Становление советской цензуры

Русские марксисты всегда крайне отрицательно относились к цензуре. Одним из краеугольных камней партийной программы большевиков до прихода их к власти было требование и обещание свободы печати. В Программе, принятой на II съезде РСДРП, в 1903 году, ставилась целью неограниченная свобода совести, слова, печати, собраний, стачек и союзов (пункт 5). Посмотрим, как это обещание было выполнено.

26 октября (8 ноября) 1917 года было создано первое советское правительство. Уже на другой день «в пять часов утра в типографию явились красногвардейцы, конфисковали тысячи экземпляров думского воззвания-протеста и закрыли официальный орган Думы «Вестник городского самоуправления». «Все буржуазные газеты были сброшены с печатных машин…» (Джон Рид. Десять дней, которые потрясли мир.)
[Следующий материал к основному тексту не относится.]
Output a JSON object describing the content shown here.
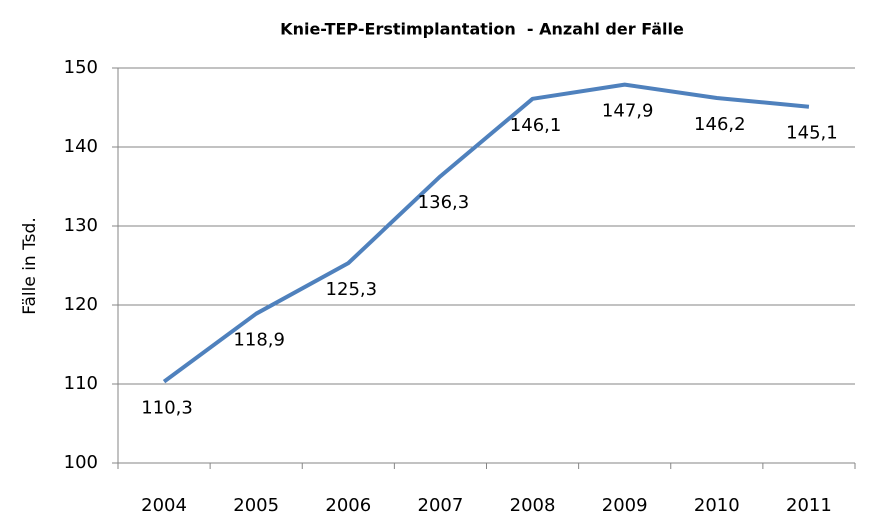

Насильственное закрытие газет естественно возникало из логики вооруженного переворота. Было бы нелепо занимать Зимний дворец, почтамт, телеграф и вокзалы и в то же время оставлять печать в руках политических и военных противников. Однако этот шаг слишком уж противоречил прежним заявлениям партии, тысячи членов которой посвятили жизнь борьбе «за лучший мир, за святую свободу». Поэтому появившийся в тот же день Декрет о печати – одно из первых установлений Советской власти – не только подвел юридическую базу под совершившееся, но и дал ему теоретическое обоснование. В декрете всячески подчеркивались вынужденность, ограниченность и временность этой меры. В декрете говорилось:

«В тяжкий решительный час переворота и дней, непосредственно за ним следующих, Временный революционный комитет вынужден был предпринять целый ряд мер против контрреволюционной печати разных оттенков.

Немедленно со всех сторон поднялись крики о том, что новая социалистическая власть нарушила, таким образом, основной принцип своей программы, посягнув на свободу печати.

Рабочее и Крестьянское правительство обращает внимание населения на то, что в нашем обществе за этой либеральной ширмой фактически скрывается свобода для имущих классов, захватив в свои руки львиную долю всей прессы, невозбранно отравлять умы и вносить смуту в сознание масс.

Всякий знает, что буржуазная пресса есть одно из могущественнейших оружий буржуазии. Особенно в критический момент, когда новая власть, власть рабочих и крестьян, только упрочивается, невозможно было целиком оставлять это оружие в руках врага в то время, как оно не менее опасно в такие минуты, чем бомбы и пулеметы. Вот почему и были приняты временные меры для пресечения потока грязи и клевет, в которых охотно потопили бы молодую победу народа желтая и зеленая пресса.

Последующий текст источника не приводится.